Nslookup ipv6 in lede 17.01.1 (fix: update busybox to 1.25.1-4)

I single stepped further and your determination look right.

Breakpoint 1, nslookup_main (argc=argc@entry=4, argv=argv@entry=0xbefffdd4)
    at networking/nslookup_lede.c:744
744			ptr = llist_pop(&type_strings);
(gdb) s
752			for (c = 0; qtypes[c].name; c++)
(gdb) s
744			ptr = llist_pop(&type_strings);
(gdb) s
llist_pop (head=0xbefffcd4, head@entry=0xbefffccc) at libbb/llist.c:39
39		llist_t *temp = *head;
(gdb) s
37	{
(gdb) s
41		if (temp) {
(gdb) s
38		void *data = NULL;
(gdb) s
41		if (temp) {
(gdb) s
42			data = temp->data;
(gdb) s
43			*head = temp->link;
(gdb) s
44			free(temp);
(gdb) s

Program received signal SIGILL, Illegal instruction.
free (p=0xbefffede) at src/malloc/malloc.c:465
465			if (extra & 1) a_crash();

my bad. I just noticed that I used the line numbers from the patch, not the actual C file...

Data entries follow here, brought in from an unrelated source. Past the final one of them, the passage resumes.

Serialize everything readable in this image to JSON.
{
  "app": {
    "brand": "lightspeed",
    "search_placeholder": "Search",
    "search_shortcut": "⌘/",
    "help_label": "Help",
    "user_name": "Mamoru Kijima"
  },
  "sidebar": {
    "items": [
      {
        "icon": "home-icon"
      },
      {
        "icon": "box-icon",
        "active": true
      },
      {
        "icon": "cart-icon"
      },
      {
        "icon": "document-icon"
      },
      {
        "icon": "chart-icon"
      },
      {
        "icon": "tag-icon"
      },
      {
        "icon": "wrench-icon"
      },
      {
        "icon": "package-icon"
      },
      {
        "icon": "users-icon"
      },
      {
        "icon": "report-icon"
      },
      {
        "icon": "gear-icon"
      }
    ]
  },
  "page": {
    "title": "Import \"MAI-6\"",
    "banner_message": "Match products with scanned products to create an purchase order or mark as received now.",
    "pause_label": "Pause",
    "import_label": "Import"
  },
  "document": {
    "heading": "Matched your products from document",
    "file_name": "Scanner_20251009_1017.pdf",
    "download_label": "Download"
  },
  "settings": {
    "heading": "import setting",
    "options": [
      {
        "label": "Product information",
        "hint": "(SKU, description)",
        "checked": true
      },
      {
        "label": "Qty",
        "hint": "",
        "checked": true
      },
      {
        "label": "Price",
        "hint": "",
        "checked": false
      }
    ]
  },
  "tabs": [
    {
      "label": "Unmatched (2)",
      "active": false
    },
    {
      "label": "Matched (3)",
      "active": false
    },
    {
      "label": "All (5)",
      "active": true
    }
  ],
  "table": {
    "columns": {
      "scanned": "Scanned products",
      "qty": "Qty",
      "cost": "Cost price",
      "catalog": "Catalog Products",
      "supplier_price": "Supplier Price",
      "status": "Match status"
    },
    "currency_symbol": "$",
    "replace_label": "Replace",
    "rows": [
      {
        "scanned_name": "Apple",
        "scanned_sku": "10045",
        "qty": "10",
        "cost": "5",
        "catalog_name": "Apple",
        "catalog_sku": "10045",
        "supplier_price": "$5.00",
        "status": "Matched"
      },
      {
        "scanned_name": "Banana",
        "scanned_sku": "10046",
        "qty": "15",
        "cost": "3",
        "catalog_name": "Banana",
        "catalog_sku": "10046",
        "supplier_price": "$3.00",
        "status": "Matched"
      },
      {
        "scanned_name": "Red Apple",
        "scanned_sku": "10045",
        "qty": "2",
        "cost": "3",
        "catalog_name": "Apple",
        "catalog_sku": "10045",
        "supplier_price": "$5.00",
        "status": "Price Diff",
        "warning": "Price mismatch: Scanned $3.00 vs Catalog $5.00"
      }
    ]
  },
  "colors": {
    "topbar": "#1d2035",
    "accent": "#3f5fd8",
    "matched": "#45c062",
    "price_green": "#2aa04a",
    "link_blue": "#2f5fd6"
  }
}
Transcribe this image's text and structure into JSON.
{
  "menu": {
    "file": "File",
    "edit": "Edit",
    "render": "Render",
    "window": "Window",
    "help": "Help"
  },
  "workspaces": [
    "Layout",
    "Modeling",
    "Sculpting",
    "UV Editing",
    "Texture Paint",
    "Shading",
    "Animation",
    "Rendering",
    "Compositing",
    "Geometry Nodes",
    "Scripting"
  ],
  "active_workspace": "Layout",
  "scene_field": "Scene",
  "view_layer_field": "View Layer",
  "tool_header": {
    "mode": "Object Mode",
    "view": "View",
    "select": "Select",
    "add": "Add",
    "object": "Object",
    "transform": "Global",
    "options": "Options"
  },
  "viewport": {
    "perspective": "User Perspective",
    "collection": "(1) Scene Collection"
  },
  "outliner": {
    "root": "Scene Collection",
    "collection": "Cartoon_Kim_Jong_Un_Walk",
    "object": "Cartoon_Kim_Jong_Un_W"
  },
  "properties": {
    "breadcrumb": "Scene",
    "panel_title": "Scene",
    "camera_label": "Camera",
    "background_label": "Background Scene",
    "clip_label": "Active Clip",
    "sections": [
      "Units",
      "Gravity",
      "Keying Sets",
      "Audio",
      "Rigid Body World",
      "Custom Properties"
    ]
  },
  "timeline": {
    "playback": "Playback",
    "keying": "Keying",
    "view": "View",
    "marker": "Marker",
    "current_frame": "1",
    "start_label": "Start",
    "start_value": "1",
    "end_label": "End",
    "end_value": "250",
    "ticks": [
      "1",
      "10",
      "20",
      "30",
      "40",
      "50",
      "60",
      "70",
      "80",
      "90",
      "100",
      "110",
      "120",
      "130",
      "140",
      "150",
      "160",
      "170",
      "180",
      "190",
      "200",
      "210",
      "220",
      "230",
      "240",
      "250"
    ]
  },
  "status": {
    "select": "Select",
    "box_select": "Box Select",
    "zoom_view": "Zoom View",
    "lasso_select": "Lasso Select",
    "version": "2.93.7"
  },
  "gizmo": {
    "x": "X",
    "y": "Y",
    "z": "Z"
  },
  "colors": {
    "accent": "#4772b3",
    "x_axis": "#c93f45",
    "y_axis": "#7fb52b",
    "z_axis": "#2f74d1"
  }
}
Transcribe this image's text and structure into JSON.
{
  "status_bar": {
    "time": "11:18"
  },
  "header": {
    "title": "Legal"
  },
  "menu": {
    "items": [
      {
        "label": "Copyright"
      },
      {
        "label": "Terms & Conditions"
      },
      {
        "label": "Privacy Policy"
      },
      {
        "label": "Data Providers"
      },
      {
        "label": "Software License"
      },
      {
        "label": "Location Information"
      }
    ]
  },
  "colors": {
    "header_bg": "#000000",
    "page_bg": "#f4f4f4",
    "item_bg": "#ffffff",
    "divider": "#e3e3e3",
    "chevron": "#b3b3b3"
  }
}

Not quite sure what to make of this. p *type_strings always seems to give memory access error:

Breakpoint 1, nslookup_main (argc=argc@entry=4, argv=argv@entry=0xbefffdd4)
    at networking/nslookup_lede.c:743
743		while (type_strings) {
(gdb) p type_strings
$1 = (llist_t *) 0xbefffede
(gdb) p *type_strings
$2 = {link = 0x41414141, 
  data = 0x6f6f6700 <error: Cannot access memory at address 0x6f6f6700>}
(gdb) s
744			ptr = llist_pop(&type_strings);
(gdb) p type_strings
$3 = (llist_t *) 0xbefffede
(gdb) p *type_strings
$4 = {link = 0x41414141, 
  data = 0x6f6f6700 <error: Cannot access memory at address 0x6f6f6700>}
(gdb) s
752			for (c = 0; qtypes[c].name; c++)
(gdb) p *type_strings
$5 = {link = 0x41414141, 
  data = 0x6f6f6700 <error: Cannot access memory at address 0x6f6f6700>}
(gdb) s
744			ptr = llist_pop(&type_strings);
(gdb) s
llist_pop (head=0xbefffcd4, head@entry=0xbefffccc) at libbb/llist.c:39
39		llist_t *temp = *head;
(gdb) s
37	{
(gdb) s
41		if (temp) {
(gdb) s
38		void *data = NULL;
(gdb) s
41		if (temp) {
(gdb) s
42			data = temp->data;
(gdb) s
43			*head = temp->link;
(gdb) s
44			free(temp);
(gdb) s

Program received signal SIGILL, Illegal instruction.
free (p=0xbefffede) at src/malloc/malloc.c:465

So it seems the list is incorrectly built by busybox' own getopt32() (unlikely) or corrupted by some other code (more likely). Can you step through getopt32() and in particular look at the llist_add_to_end() invocations? Maybe start with a breakpoint on llist_add_to_end and see what it receives as input and what it allocates.

@jow

I have tried setting breakpoints there, but that line with llist is never reached.

It looks like busybox in 17.01 decides NOT to use llist type for the arguments at all. It determines the option type to be string (I think) and does not enter the line inside PARAM_LIST type that contains the llist_add_to_end(). Both PARAM_LIST and PARAM_INT forks are passed so it ends with the default type PARAM_STRING (=0).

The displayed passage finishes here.